IBPA Publishing University, Conference Wrap Up, Part 4

Each year the Independent Book Publishers Association (IBPA) brings together its robust membership to share knowledge and resources, discuss challenges and opportunities facing indie publishers and authors, and network with like-minded professionals. This year we met in Denver, Colorado, and even a surprise snowstorm did nothing to dampen the excitement in the room!

Katie Versluis and Kristina Radke at IBPA Publishing University in Denver

The theme of this year’s event, “Rise and Disrupt,” resonated deeply with attendees grappling with the challenges posed by consolidation in the industry, slowing sales, inflation, the rise of new AI technologies, and more. This is an event that does not shy away from the tough questions and conversations, and yet the energy is always inherently positive. This year was no different. The conference centered around the idea that innovation is inherently disruptive, energizing participants while also sparking discussions about the state of the industry.

Saturday’s keynote, “Rise and Disrupt,” featured Oriana Leckert (Kickstarter), Joe Biel (Microcosm Publishing), Dhonielle Clayton (Cake Literary & Electric Postcard Entertainment), and Brooke Warner (She Writes Press & SparkPress).

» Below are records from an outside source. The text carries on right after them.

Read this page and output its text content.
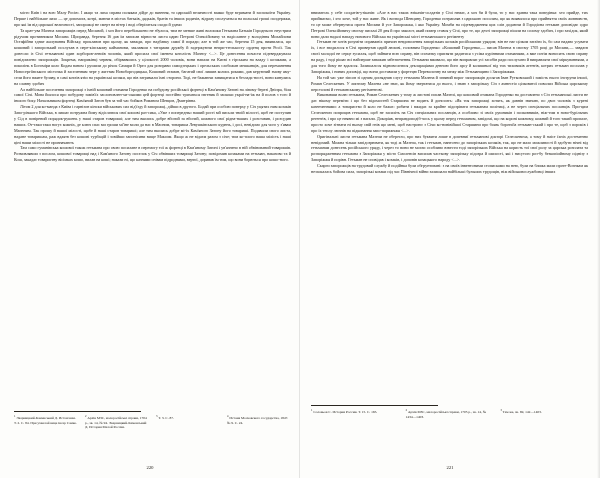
місто Київ і на всю Малу Росію. І якщо та лиха справа полякам дійде до вязення, то царській величності важко буде вгримати й заспокоїти Україну. Перше і найбільше лихо — це допомога, котрі, маючи в містах батьків, дядьків, братів та інших родичів, відразу сполучаться на польські гроші полдержки, про які їм від царської величності, запорожці не смерт на вітер і воді оберігаться сходи й удачи

Та крат-ува Мазепа запорожців перед Москвой, і хоч його перебільшено не збулося, тим не менше живі волошки Гетьмана Батьків Городнього неустрим рідучим противником Москви. Щоправда, березня 16 дав їм записав вірности листа царю Петрові Олексійовичу та надісланне у володіння Михайлови Остафійни єднае жалування Війську, проклавов при цьому, як завжди, про надбавку самої й поради; але в той же час, березня 15 дня, виявилася, що кошовий і запорозький послухав в пере-кіпському кайманови, заклавши з татарами дружбу й задержуючи непри-теглькосту орденц проти Росії. Так донесли із Січі гетьманові один хорборов-лениїв чоловік, який просила свої іменем котолість Мазепу <...>. Це донесення почасти підтверджувала повідомлено запорожців. Зокрема, наприкінці червня, обірвавшись у цілокості 2000 чоловік, вони напали на Києві з гірським на владу і козаками, а поколінь в Богоміри коло Кодам ваном і рушили до річок Самари й Орел для розправи самодзецьких і орельських слобожан мешканців, для переманення Новосергіївського місточка й заселенням чере у життям Новоборгодицька, Кошовий отаман, багатий свої лишив колись роками, дав керуючий змову яму-сели його вжите булаву, в самі котлів ятіи на українські козаки, що вів затримали їхні сторони. Тоді, не бажаючи завищатися в безладь-ності, вони кинулись на славну здобич

Ал найбільше поселення запорожці з їхній кошовий отамани Городенко на побудову російської фортеці в Кам'яному Затоні на лівому березі Дніпра, біля самої Січі. Мова йшлося про побудову замів'їх заслоновлен-хи-ськими цей фортеці постійно трихаться євгеник й заскоки украї-на-їж на й полов з того й іншого боку. Начальником фортеці Кам'яний Затон був за той час бойков Романом Шевцов, Дмитрівна.

Літом 2 для ко-манда з Київа і гарнізон кінски військових сил від'їзду й запорожці, дійши в другого. Бодай при особою поверху у Січ уцятих ним козаків Запо-різького Війська, в лишає потружна йому відіслатися свої кошові раз-сика, «Уже з попередньо наший рості мй письли твоій мілості, щоб не поступив у Сід в повірений порядок-рушень у наші старов товариші; але тим вколись добре вбогий за вбогий, кожного свої рідна-наших і розставив, і розсудив наших. От-таки таки ногує кожніх, де ключ спас ми гроши мі'їне моли да нас в Масним, товариша Левушківського курень, і досі, невідомо для чого у з'явам Маєнним. Так прошу й вашої мілості, щобе й наші старов товариші; але тим вколись добре мі-їх Кам'яного Затону його товариші. Подавили свого листа, надане товаришам, раж вдаятв без кошові турбацій і зовійши запонісини вище Максим. Якщо ж не відаєм разом з січе; тим ко-плого ваша мілість і наші ціні наши мілості не призначають

Там само гуманівська кошової також гетьмана про свою посилане в перемогу тої ж фортеці в Кам'яному Затоні і ув'язнено в ній обвінований товаришів. Розмовлявши з послом, кошової товарищі над і Кам'яного Затону поселок у Січ обвівших товарищі Затону; повідомив козаками на гетьман, наказово та й Кош, закадає товариству вісімках кошо, вилав на коші; накази ні, що казнями снівам підроднями, вертої, доривав їм тим, що вони борються про кошо-ного.

$^1$ Эварницкий-Каменський Д. Истоичная. Т. 2. С. 84. При ухвалой вице інсер Самко.
$^2$ Архів МЗС, малоросійські справи, 1704 р., зв. 14, № 94. Эварницкий-Каменський Д. История Малой России.
$^3$ Т. 3. С. 87.
$^4$ Истоия Московского государства, 1847. № 9. С. 24.
220

вниматєль у себе солдатів-утікачів: «Але в нас таких втікачів-солдатів у Січі немає, а хоч би й були, то у нас здавна така поведінка: хто прийде, тих приймаємо, і хто хоче, той у нас живе. Як і воєвода Шенцину, Городенко потрапляв з царською посолим, що як виявилося про прийняття своїх жовнивств, то це може обернутися проти Москви й усе Запорожжя, і яко Україну. Момби на підтвердження цих слів додаючи й Городіона гетьман доповідає одро Петрові Олексійовичу своєму письмі 20 дня й про заколот, який помер стався у Січі, про те, що дехті запорожці пішли на солому здобич, і про західок, який вони дали надалі нападу низового Війська на українські місті гетьманського регіменту

Гетьман не хотів розуміти справжніх причин невдоволення запорізьких козаків російськими урядом; він не наг цілком затаїти їх, бо сам надаво усувати їх, і все зводилося в Січі привертав царій люхові, головним Городенко: «Кошовий Городенко,— писав Мазепа в своєму 1705 році до Москви,— завдаєв своєї молодої не серце зусилля, щоб зайняти всю справу, він спочатку пригаяти радитися з усіма курінними отаманами, а вже потім виносить свою справу на раду, і тоді рішає всі найперше заважив забезпечення. Гетьмани вживало, що він виправляє усі засобів ради послухати й виправляти свої міркуваннями, а для того йому не вдалося. Залишалося відновоситися деклараціями денною його арсу й колишньої від тих тиховиків агентів, котрих гетьман посилав у Запоріжжя, і ниних доповіді, що вони доставили у фортецю Переволочну на межу між Гетьманщино і Запоріжжям.

На той час уже зіпсов зі одним догляднив слугу гетьмана Малена й затяний ворог запорожців досягав Іван Рутковський і замість нього інструни іншої, Роман Селескенич. У липтому Малена «не знає, як йому звертатися до нього, і знаю з запорізьку Січ з амнестіо цілковитої поволил Війська царському перстолові й гетьманському регіментові.

Виконавши волю гетьмана, Роман Селескенич у тому ж листові писав Мазепі, що кошовий отамана Городенко на доставлено з Січ гетьманські листи не дає нікому переміти і що без відомостей Старшина не водить й доносить: «Як тоя запорожці хотять, як давнів звичаю, по двоє чоловік з курені казенченнями: а товариство й коло не бажає: робити і вжидає за крайне підозрівати гетьманам політиці, а не через спеціальних посланців. При-цим Селескенич попроцив гетьмана, щоб не засиліть на Січ спеціальних посланців, а особливо зі своїх рушників і полковників, ніж-тим в ново-бурільних регентів, і про це неявно мі з вагали. Докоріяв, неправдоподіб-чось у цьому перед гетьманом, завідомі, що на короні кожному, кожний й того такий пропале, просто хоче зітнати ні ньому свій гнів що мені, щоб настроює з Січи ко-новівійшої Старшини про боязь боротьба гетьман-ський і про те, щоб з пороків і про їх теплу люзнів на підконання запо-порижчжя <...>.

Оригінальні листи гетьмана Мазепи не оберегло, про них буквити лише в допевниї гетьманові докторі Селескенича, а тому й зміст їхніх достеменно невідомий. Можна тільки запідозрювати, як тоді ж Мазепа, так і гетьман, нанесено до запорізьких козаків, так, що не мало можливості й здобути нічні від гетьманам донесень російського уряду, і через то вони не могли особливо взвести тоді запорізьких Війська на користь тої свої ролу за царська розплата та розпорядженням гетьмана з Запоріжжя у місто Смоленсів висилав часткову запорізьку підозра й шилості, які і нисутого роз-бу безкопіийному піднізу з Запоріжжя й порівн. Гетьман не сповідав і козаків, і доповів козацького народу <...>.

Скарги запорожців на трудовий службу й подійнка були обгрунтовані: з на своїв інвентоними стописками на нею, були на ближа мали проте-Воєнкам як незаскалась бойова сила, запорізькі козаки під час Північної війни залишали найбільші бульших трудощів, ніж військовослужбовці інших

$^1$ Соловьов С. История России. Т. 15. С. 165.
$^2$ Архів МЗС, малоросійські справи, 1705 р., зв. 14, № 1434—1403.
$^3$ Там же, зв. 69, 142—1403.
221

Much was said about the benefits of hybrid publishing, which does not rely on the publisher to fund advances. 

Leckert shared many examples of Kickstarter campaigns (and not just the ones we all know about), focusing on what makes a good campaign: a strong project image, a compelling personal video, appealing and creative rewards at different price levels. For instance, we heard about an author who offered to kill off a character named after the fan if they supported the project for $666… or to kill them AND bring them back for $777. Additionally, Leckert emphasized that it’s always better to get the money up front to pay for things like marketing, book design, and more. She told the audience about another author who wanted pink-gilded edges on her romance novel, and found a backer who would fund it!

Dhonielle Clayton from Cake Creative discussed using her own intellectual property (IP) to fill in gaps in the industry that she sees, related to diverse story-telling. She uses her experience and knowledge to bring fully formed ideas to life by connecting with authors who will write the books based on her IP, and then sell it to publishers using data to back up that there’s an audience clamoring for it.

Joe Biel from Microcosm Publishing inspired attendees when Brooke Warner pointed out that he’s one of the only publishers she knows who has completely stopped selling books on Amazon. Biel was matter-of-fact when he expressed that this was not a moral stance, but a financial one—he had looked at what it cost to sell via Amazon, and decided to instead put that money toward their own sales and marketing efforts, with great success.

Another standout panel, “AI (Artificial Intelligence): How to Use It, and What IBPA Should Be Doing About It” highlighted the dual nature of AI as both a tool for efficiency and a potential disruptor in the industry. Thad McIlroy (The Future of Publishing) delivered a cautiously optimistic presentation, highlighting the foundational aspects of AI and emphasizing the importance of understanding its potential dangers. Torrey Sharp from Faceout Studio offered valuable insights into strategic AI utilization, emphasizing the need to define clear guidelines for its implementation within businesses. Faceout Studio’s approach, utilizing AI to analyze book content and create AI-generated mood boards, but not final book cover designs (they leave that to the humans) highlighted how AI technology and human creativity can co-exist.

Dave Davis of Calliope Networks provided a unique perspective, highlighting the potential for publishers to monetize their content by licensing it to LLMs (large language models), citing Wiley’s successful $23M content licensing deal. Overall, the consensus among panelists emphasized the need for oversight and careful integration of AI into publishing workflows.

The “Reach Your Readers” panel, moderated by Kristina Radke (VP, Business Growth & Engagement at NetGalley, far right), addressed foundational questions for emerging publishers and authors. From the importance of early reviews to leveraging international rights, the panel offered diverse perspectives on connecting with readers from (l. to r.) Juliet Wills (VP Global Sales and Rights, Galaxy Press), Kim Schutte (Director of Consumer Marketing, Ingram Content Group), thriller author Marissa Vanskike, and Roseanne Cheng (Director of Business Development, DropCap Rights Agency).

IBPA Publishing University continues to honor the spirit of resilience and adaptability within the independent publishing community by hosting programs that are both informational and actionable, and creating a community that is open to learning, collaboration, and collective growth.